A BLAST-based method was exploited to explore the current annotation and orthology predictions in Ensembl. Genes with no orthologs between the two genomes were classified into groups based on alignments, ontology, manual curation and publicly available information. Starting from a high quality and specific set of orthology predictions, as provided by Ensembl, hidden relationship between genes and genomes of different mammalian species were unveiled using a highly sensitive approach, based on sequence similarity and genomic comparison.
The analysis identified 3,801 bovine genes with no orthologs in human and 1010 human genes with no orthologs in cow, among which 411 and 43 genes, respectively, had no match at all in the other species. Most of the apparently non-orthologous genes may potentially have orthologs which were missed in the annotation process, despite having a high percentage of identity, because of differences in gene length and structure. The comparative analysis reported here identified gene variants, new genes and species-specific features and gave an overview of the other side of orthology which may help to improve the annotation of the bovine genome and the knowledge of structural differences between species.
随着基因组序列数据可用性的快速增长,自动识别物种之间的同源基因(orthologs)对于促进功能注释和比较及进化基因组学研究至关重要。

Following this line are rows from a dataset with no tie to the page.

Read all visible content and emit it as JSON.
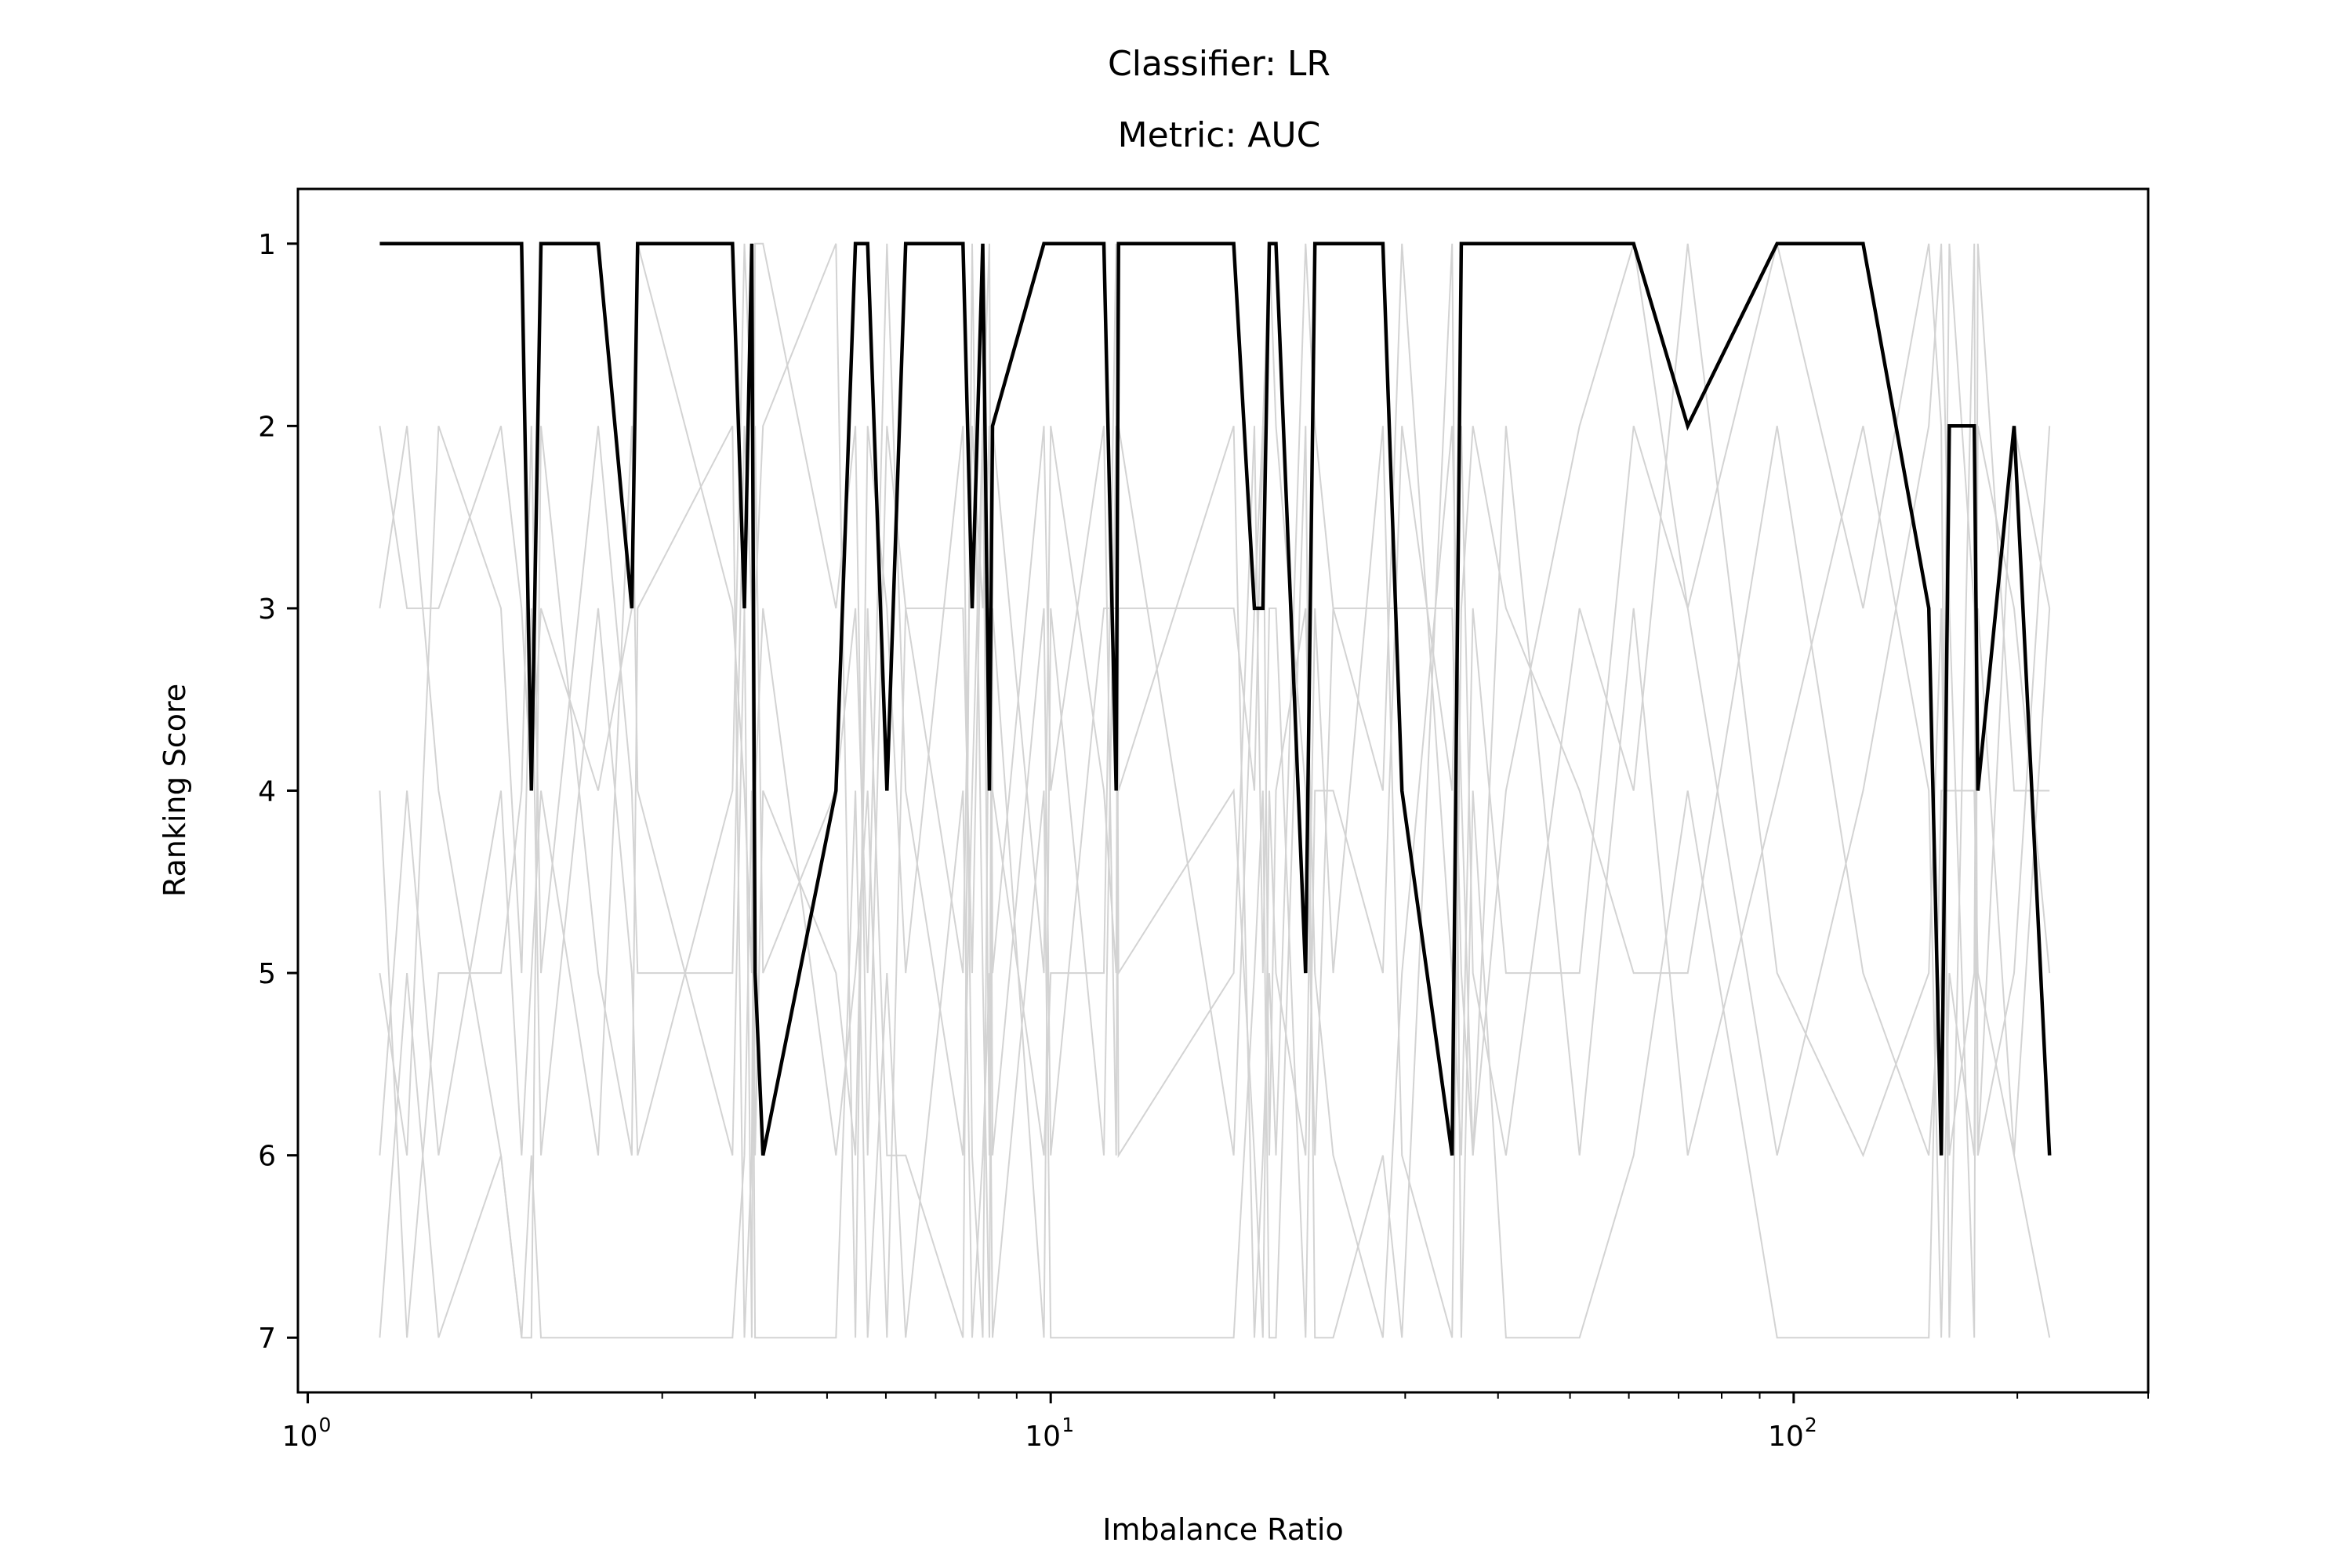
{
  "chart_data": {
    "type": "line",
    "title_lines": [
      "Classifier: LR",
      "Metric: AUC"
    ],
    "xlabel": "Imbalance Ratio",
    "ylabel": "Ranking Score",
    "xscale": "log",
    "xlim": [
      0.97,
      300
    ],
    "ylim": [
      7.3,
      0.7
    ],
    "y_inverted": true,
    "x_ticks": [
      {
        "value": 1,
        "base": "10",
        "exp": "0"
      },
      {
        "value": 10,
        "base": "10",
        "exp": "1"
      },
      {
        "value": 100,
        "base": "10",
        "exp": "2"
      }
    ],
    "y_ticks": [
      1,
      2,
      3,
      4,
      5,
      6,
      7
    ],
    "grid": false,
    "legend": "none",
    "highlight_color": "#000000",
    "background_color": "#d3d3d3",
    "x": [
      1.25,
      1.36,
      1.5,
      1.82,
      1.94,
      2.0,
      2.06,
      2.46,
      2.73,
      2.78,
      3.73,
      3.87,
      3.96,
      4.0,
      4.1,
      5.14,
      5.46,
      5.67,
      6.02,
      6.38,
      7.62,
      7.84,
      8.1,
      8.27,
      8.35,
      9.79,
      10.0,
      11.79,
      12.25,
      12.34,
      17.63,
      18.8,
      19.3,
      19.69,
      20.1,
      22.03,
      22.68,
      24.0,
      28.0,
      29.7,
      34.7,
      35.7,
      37.0,
      41.0,
      51.5,
      60.9,
      72.0,
      95.0,
      124.0,
      152.0,
      158.0,
      162.0,
      175.0,
      177.0,
      198.0,
      221.0
    ],
    "series": [
      {
        "name": "",
        "highlight": true,
        "values": [
          1,
          1,
          1,
          1,
          1,
          4,
          1,
          1,
          3,
          1,
          1,
          3,
          1,
          5,
          6,
          4,
          1,
          1,
          4,
          1,
          1,
          3,
          1,
          4,
          2,
          1,
          1,
          1,
          4,
          1,
          1,
          3,
          3,
          1,
          1,
          5,
          1,
          1,
          1,
          4,
          6,
          1,
          1,
          1,
          1,
          1,
          2,
          1,
          1,
          3,
          6,
          2,
          2,
          4,
          2,
          6
        ]
      },
      {
        "name": "",
        "highlight": false,
        "values": [
          2,
          3,
          3,
          2,
          3,
          4,
          3,
          4,
          3,
          1,
          3,
          4,
          5,
          1,
          1,
          3,
          2,
          6,
          2,
          3,
          3,
          5,
          2,
          1,
          5,
          2,
          4,
          2,
          6,
          3,
          3,
          4,
          2,
          1,
          2,
          4,
          6,
          3,
          3,
          3,
          3,
          5,
          6,
          4,
          2,
          1,
          3,
          1,
          3,
          1,
          2,
          7,
          1,
          6,
          2,
          3
        ]
      },
      {
        "name": "",
        "highlight": false,
        "values": [
          3,
          2,
          4,
          6,
          7,
          7,
          2,
          5,
          6,
          3,
          2,
          7,
          6,
          3,
          2,
          1,
          7,
          2,
          3,
          5,
          2,
          6,
          7,
          3,
          4,
          6,
          5,
          5,
          1,
          4,
          2,
          7,
          6,
          5,
          6,
          1,
          2,
          3,
          4,
          1,
          5,
          6,
          3,
          5,
          5,
          2,
          3,
          6,
          4,
          2,
          1,
          3,
          7,
          1,
          4,
          4
        ]
      },
      {
        "name": "",
        "highlight": false,
        "values": [
          4,
          7,
          5,
          5,
          4,
          2,
          5,
          2,
          4,
          5,
          5,
          2,
          3,
          6,
          4,
          5,
          6,
          3,
          6,
          6,
          7,
          1,
          5,
          7,
          3,
          7,
          3,
          6,
          2,
          5,
          4,
          6,
          7,
          4,
          5,
          6,
          3,
          5,
          2,
          6,
          7,
          3,
          2,
          3,
          4,
          5,
          5,
          2,
          5,
          6,
          5,
          1,
          3,
          6,
          5,
          2
        ]
      },
      {
        "name": "",
        "highlight": false,
        "values": [
          5,
          6,
          2,
          3,
          5,
          3,
          6,
          3,
          5,
          6,
          4,
          1,
          2,
          4,
          3,
          6,
          5,
          4,
          7,
          3,
          5,
          2,
          3,
          2,
          6,
          3,
          6,
          3,
          3,
          6,
          5,
          2,
          5,
          3,
          3,
          7,
          4,
          4,
          5,
          2,
          4,
          2,
          5,
          6,
          3,
          4,
          1,
          5,
          6,
          5,
          3,
          6,
          5,
          2,
          3,
          5
        ]
      },
      {
        "name": "",
        "highlight": false,
        "values": [
          6,
          4,
          6,
          4,
          6,
          5,
          4,
          6,
          2,
          4,
          6,
          3,
          7,
          2,
          5,
          4,
          3,
          5,
          1,
          4,
          6,
          4,
          2,
          6,
          2,
          5,
          2,
          4,
          5,
          2,
          6,
          3,
          2,
          6,
          4,
          3,
          5,
          6,
          7,
          5,
          2,
          4,
          6,
          2,
          6,
          3,
          6,
          4,
          2,
          4,
          7,
          5,
          6,
          3,
          6,
          3
        ]
      },
      {
        "name": "",
        "highlight": false,
        "values": [
          7,
          5,
          7,
          6,
          7,
          6,
          7,
          7,
          7,
          7,
          7,
          6,
          4,
          7,
          7,
          7,
          4,
          7,
          5,
          7,
          4,
          7,
          6,
          5,
          7,
          4,
          7,
          7,
          7,
          7,
          7,
          5,
          4,
          7,
          7,
          2,
          7,
          7,
          6,
          7,
          1,
          7,
          4,
          7,
          7,
          6,
          4,
          7,
          7,
          7,
          4,
          4,
          4,
          5,
          6,
          7
        ]
      }
    ]
  }
}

牛和人类基因组之间没有明显同源基因的基因可能是物种之间存在重大差异的原因,但这些基因在功能基因组学研究中往往被忽视。
利用基于 BLAST 的方法探索 Ensembl 中的当前注释和同源预测。根据比对、本体论、人工注释和公开信息,将两个基因组之间没有同源基因的基因分为几组。从 Ensembl 提供的高质量和特定的同源预测集开始,使用基于序列相似性和基因组比较的高度敏感方法揭示了不同哺乳动物物种的基因和基因组之间的隐藏关系。
分析确定了 3801 个在人类中没有同源基因的牛基因和 1010 个在牛中没有同源基因的人类基因,其中分别有 411 和 43 个基因在其他物种中根本没有匹配。尽管同源性很高,但大多数明显的非同源基因可能有同源基因在注释过程中被遗漏,这是由于基因长度和结构的差异所致。这里报告的比较分析确定了基因变体、新基因和物种特异性特征,并概述了同源性的另一面,这可能有助于改进牛基因组的注释和物种间结构差异的知识。